# Laser / Cirrus card



## heracles (18 Sep 2007)

My 15 year old son is a customer of Bank of Ireland and has a laser card.  He is travelling to the UK soon and wants to get a cirrus card so that he can withdraw cash from his account but the Bank has told him that he can't have one because he is under 18.  My 17 year old daughter got one from her bank with no problem! Anyone know what is the legal situation here?


----------



## HighFlier (18 Sep 2007)

Looked at AIB website. Dosen't say you have to be 18 but for Student Plus account with debit card  you need to be 3rd. level student so I guess at least 17.

Maybe that explains the difference.


----------



## asdfg (18 Sep 2007)

Be careful when using Bank of Ireland Cirrus. They charge approx 4% of the amount withdrawn


----------



## Perplexed (18 Sep 2007)

I'm surprised if anyone under 18 has a Cirrus Card. (I presume OP has typed Laser instead of 365 card as a Laser card incorporates Cirrus )

It's *illegal* to lend to anyone under 18 & seeing as you can overdraw on a Cirrus Card, because it's not online when abroad, it is not allowed to underage persons.

A cirrus card is a very expensive way of withdrawing cash when not in the Eurozone. There are charges of 3.5% for each tx min charge €3.15 & max (I think ) €17.50 when in a different currency area, with a BOI cirrus card. You can run up charges very quickly this way.
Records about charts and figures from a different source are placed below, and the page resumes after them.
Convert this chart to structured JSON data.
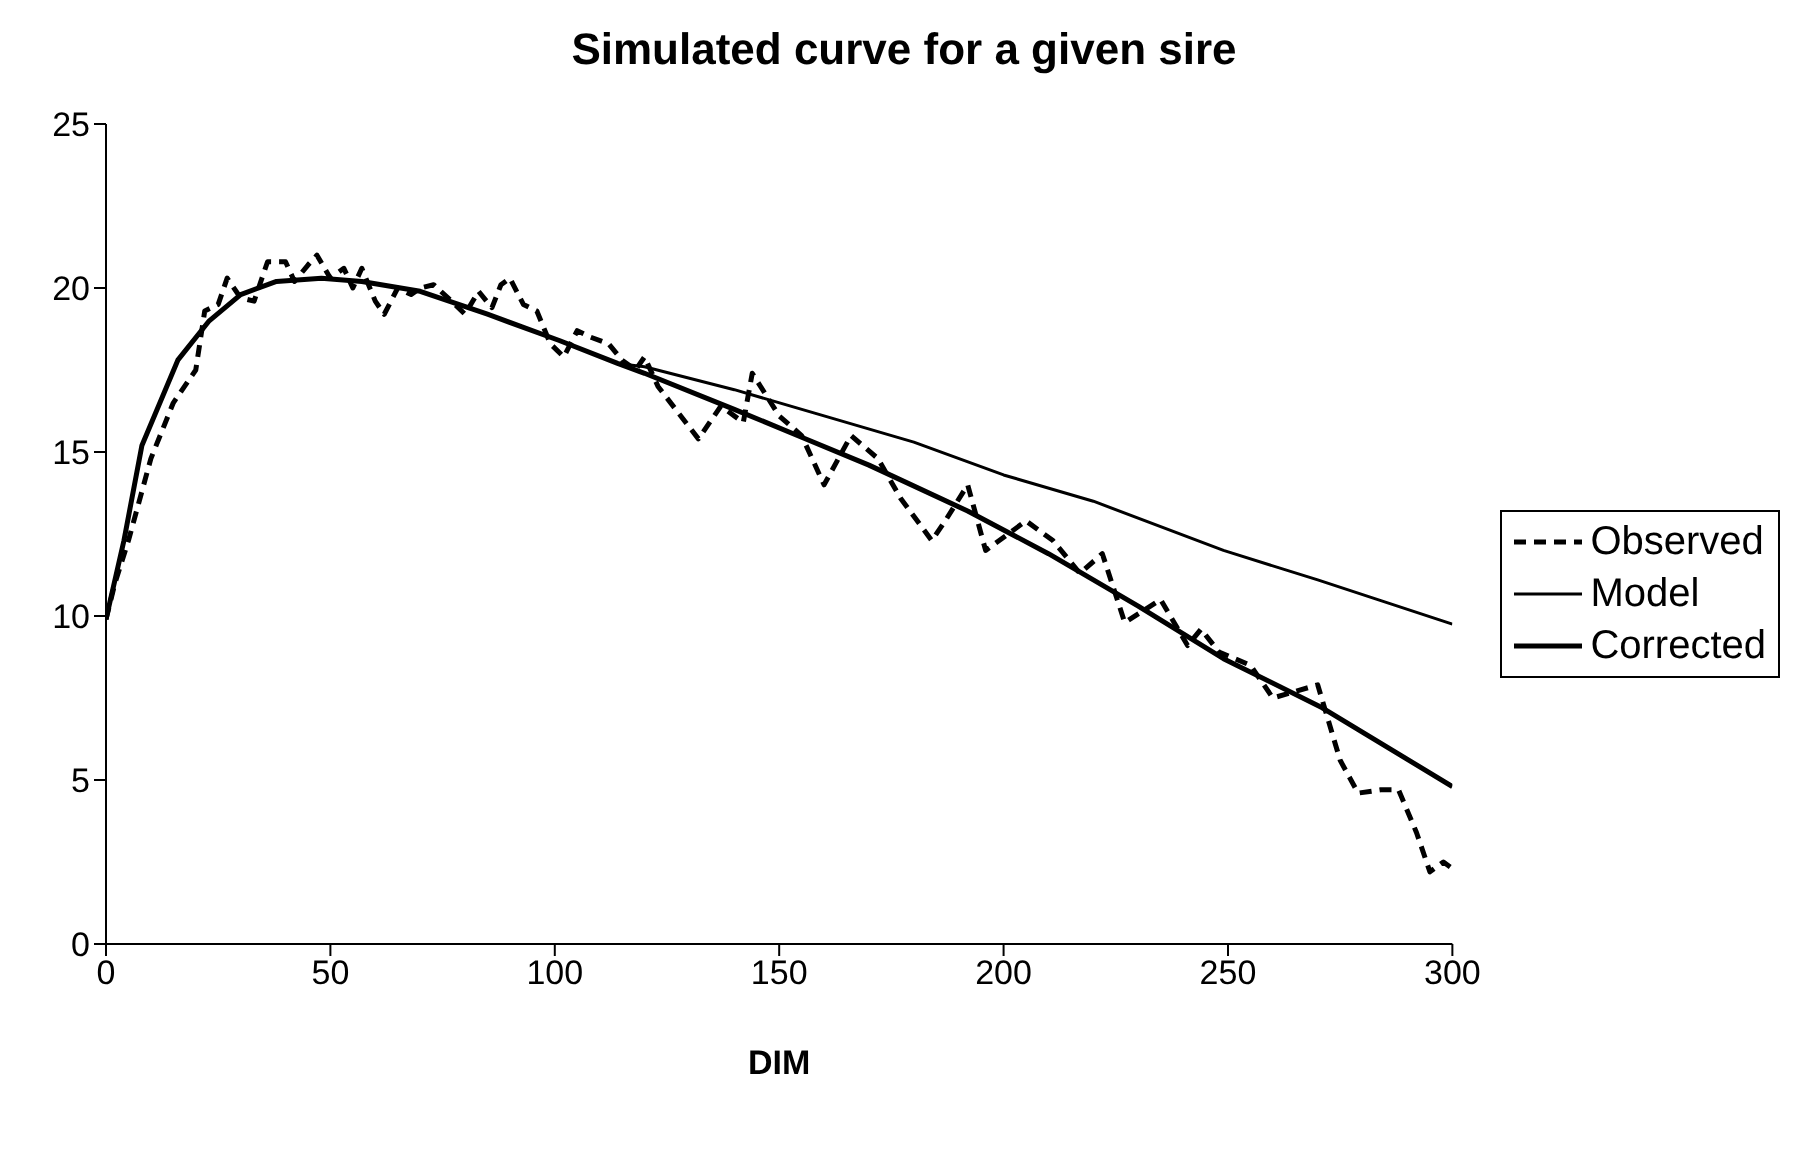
{
  "chart_data": {
    "type": "line",
    "title": "Simulated curve for a given sire",
    "xlabel": "DIM",
    "xlim": [
      0,
      300
    ],
    "xticks": [
      0,
      50,
      100,
      150,
      200,
      250,
      300
    ],
    "ylim": [
      0,
      25
    ],
    "yticks": [
      0,
      5,
      10,
      15,
      20,
      25
    ],
    "grid": false,
    "legend": "right",
    "marker": "none",
    "series": [
      {
        "name": "Observed",
        "color": "#000000",
        "line_style": "dashed",
        "x": [
          0,
          2,
          5,
          10,
          15,
          20,
          22,
          25,
          27,
          30,
          33,
          36,
          40,
          42,
          45,
          47,
          50,
          53,
          55,
          57,
          60,
          62,
          65,
          68,
          70,
          73,
          77,
          80,
          83,
          86,
          88,
          90,
          93,
          96,
          99,
          102,
          105,
          108,
          112,
          115,
          118,
          120,
          123,
          132,
          137,
          142,
          144,
          150,
          155,
          160,
          166,
          172,
          177,
          184,
          187,
          192,
          196,
          205,
          211,
          217,
          222,
          227,
          235,
          241,
          244,
          248,
          255,
          260,
          265,
          270,
          275,
          279,
          284,
          288,
          292,
          295,
          298,
          300
        ],
        "values": [
          9.9,
          11,
          12.3,
          14.8,
          16.5,
          17.5,
          19.3,
          19.5,
          20.3,
          19.7,
          19.6,
          20.8,
          20.8,
          20.2,
          20.7,
          21,
          20.3,
          20.6,
          20,
          20.6,
          19.6,
          19.2,
          20,
          19.8,
          20,
          20.1,
          19.6,
          19.2,
          19.9,
          19.4,
          20.1,
          20.3,
          19.5,
          19.3,
          18.3,
          17.9,
          18.7,
          18.5,
          18.3,
          17.8,
          17.5,
          17.9,
          17,
          15.4,
          16.4,
          15.9,
          17.4,
          16.1,
          15.5,
          14,
          15.5,
          14.8,
          13.6,
          12.3,
          12.9,
          14,
          12,
          12.9,
          12.3,
          11.3,
          11.9,
          9.8,
          10.5,
          9.1,
          9.6,
          8.9,
          8.5,
          7.5,
          7.7,
          7.9,
          5.6,
          4.6,
          4.7,
          4.7,
          3.4,
          2.2,
          2.5,
          2.3
        ]
      },
      {
        "name": "Model",
        "color": "#000000",
        "line_style": "solid",
        "x": [
          0,
          4,
          8,
          16,
          23,
          30,
          38,
          48,
          57,
          70,
          85,
          101,
          114,
          120,
          140,
          160,
          180,
          200,
          220,
          249,
          270,
          300
        ],
        "values": [
          9.9,
          12.3,
          15.2,
          17.8,
          19,
          19.8,
          20.2,
          20.3,
          20.2,
          19.9,
          19.2,
          18.4,
          17.7,
          17.6,
          16.9,
          16.1,
          15.3,
          14.3,
          13.5,
          12,
          11.1,
          9.75
        ]
      },
      {
        "name": "Corrected",
        "color": "#000000",
        "line_style": "solid",
        "x": [
          0,
          4,
          8,
          16,
          23,
          30,
          38,
          48,
          57,
          70,
          85,
          101,
          114,
          120,
          140,
          155,
          170,
          192,
          210,
          230,
          249,
          271,
          300
        ],
        "values": [
          9.9,
          12.3,
          15.2,
          17.8,
          19,
          19.8,
          20.2,
          20.3,
          20.2,
          19.9,
          19.2,
          18.4,
          17.7,
          17.4,
          16.3,
          15.45,
          14.6,
          13.2,
          11.9,
          10.3,
          8.7,
          7.2,
          4.8
        ]
      }
    ]
  }
}
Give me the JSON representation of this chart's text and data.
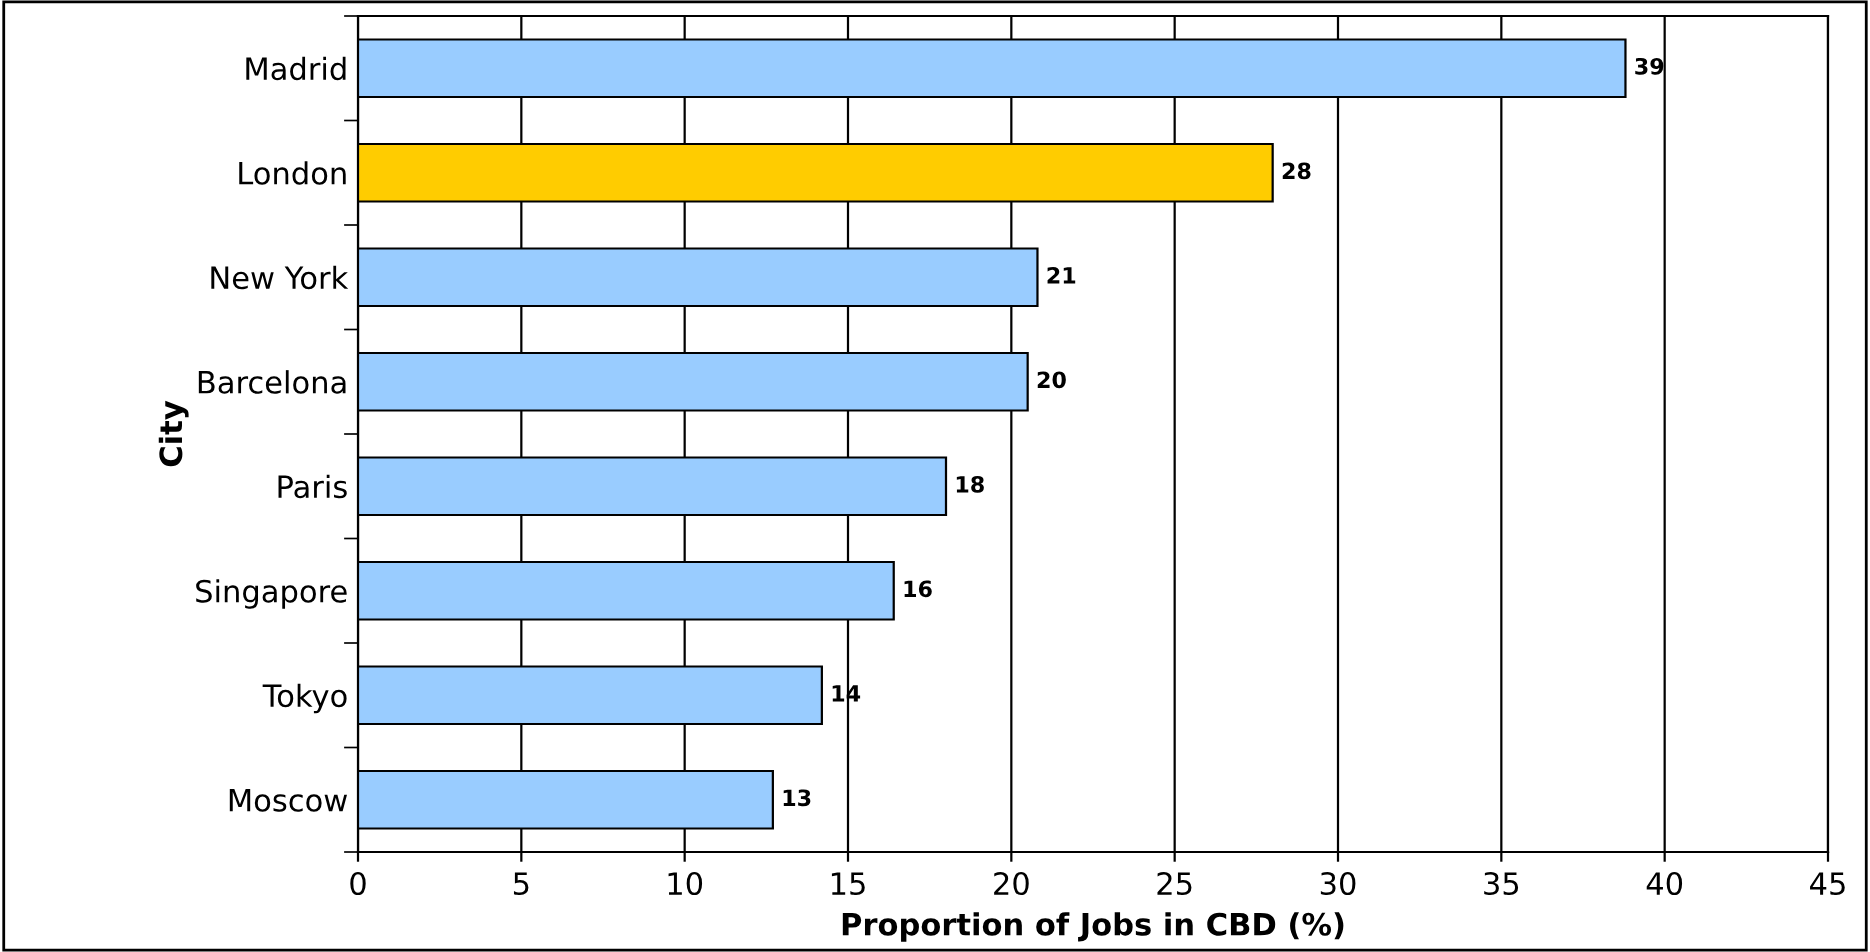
{
  "chart_data": {
    "type": "bar",
    "orientation": "horizontal",
    "xlabel": "Proportion of Jobs in CBD (%)",
    "ylabel": "City",
    "categories": [
      "Madrid",
      "London",
      "New York",
      "Barcelona",
      "Paris",
      "Singapore",
      "Tokyo",
      "Moscow"
    ],
    "values": [
      38.8,
      28.0,
      20.8,
      20.5,
      18.0,
      16.4,
      14.2,
      12.7
    ],
    "value_labels": [
      "39",
      "28",
      "21",
      "20",
      "18",
      "16",
      "14",
      "13"
    ],
    "colors": [
      "#99ccff",
      "#ffcc00",
      "#99ccff",
      "#99ccff",
      "#99ccff",
      "#99ccff",
      "#99ccff",
      "#99ccff"
    ],
    "xlim": [
      0,
      45
    ],
    "xticks": [
      0,
      5,
      10,
      15,
      20,
      25,
      30,
      35,
      40,
      45
    ],
    "grid": "x",
    "legend": false
  }
}
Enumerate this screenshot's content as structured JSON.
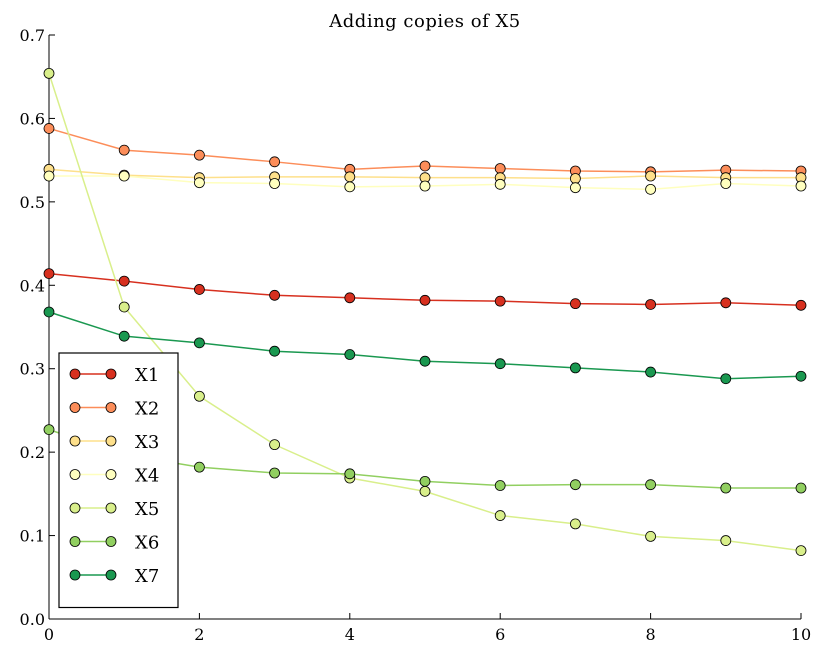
{
  "chart_data": {
    "type": "line",
    "title": "Adding copies of X5",
    "xlabel": "",
    "ylabel": "",
    "xlim": [
      0,
      10
    ],
    "ylim": [
      0.0,
      0.7
    ],
    "x_ticks": [
      0,
      2,
      4,
      6,
      8,
      10
    ],
    "x_tick_labels": [
      "0",
      "2",
      "4",
      "6",
      "8",
      "10"
    ],
    "y_ticks": [
      0.0,
      0.1,
      0.2,
      0.3,
      0.4,
      0.5,
      0.6,
      0.7
    ],
    "y_tick_labels": [
      "0.0",
      "0.1",
      "0.2",
      "0.3",
      "0.4",
      "0.5",
      "0.6",
      "0.7"
    ],
    "grid": false,
    "legend_position": "lower-left",
    "x": [
      0,
      1,
      2,
      3,
      4,
      5,
      6,
      7,
      8,
      9,
      10
    ],
    "series": [
      {
        "name": "X1",
        "color": "#d7301f",
        "values": [
          0.414,
          0.405,
          0.395,
          0.388,
          0.385,
          0.382,
          0.381,
          0.378,
          0.377,
          0.379,
          0.376
        ]
      },
      {
        "name": "X2",
        "color": "#fc8d59",
        "values": [
          0.588,
          0.562,
          0.556,
          0.548,
          0.539,
          0.543,
          0.54,
          0.537,
          0.536,
          0.538,
          0.537
        ]
      },
      {
        "name": "X3",
        "color": "#fee08b",
        "values": [
          0.539,
          0.532,
          0.529,
          0.53,
          0.53,
          0.529,
          0.529,
          0.528,
          0.531,
          0.529,
          0.529
        ]
      },
      {
        "name": "X4",
        "color": "#ffffbf",
        "values": [
          0.531,
          0.531,
          0.523,
          0.522,
          0.518,
          0.519,
          0.521,
          0.517,
          0.515,
          0.522,
          0.519
        ]
      },
      {
        "name": "X5",
        "color": "#d9ef8b",
        "values": [
          0.654,
          0.374,
          0.267,
          0.209,
          0.169,
          0.153,
          0.124,
          0.114,
          0.099,
          0.094,
          0.082
        ]
      },
      {
        "name": "X6",
        "color": "#91cf60",
        "values": [
          0.227,
          0.197,
          0.182,
          0.175,
          0.174,
          0.165,
          0.16,
          0.161,
          0.161,
          0.157,
          0.157
        ]
      },
      {
        "name": "X7",
        "color": "#1a9850",
        "values": [
          0.368,
          0.339,
          0.331,
          0.321,
          0.317,
          0.309,
          0.306,
          0.301,
          0.296,
          0.288,
          0.291
        ]
      }
    ]
  }
}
Hope this help to clarify.


----------



## Sn@kebite (15 Oct 2007)

Anyone know what the max spendature in one purchase on a (_AIB_) Maestro Laser Card is?


----------



## Gulliver (15 Oct 2007)

For a normal Laser it is about €1400, but any retailer may impose his own limit


----------



## Sn@kebite (15 Oct 2007)

Gulliver said:


> For a normal Laser it is about €1400, but any retailer may impose his own limit


Thanks Gulliver!


----------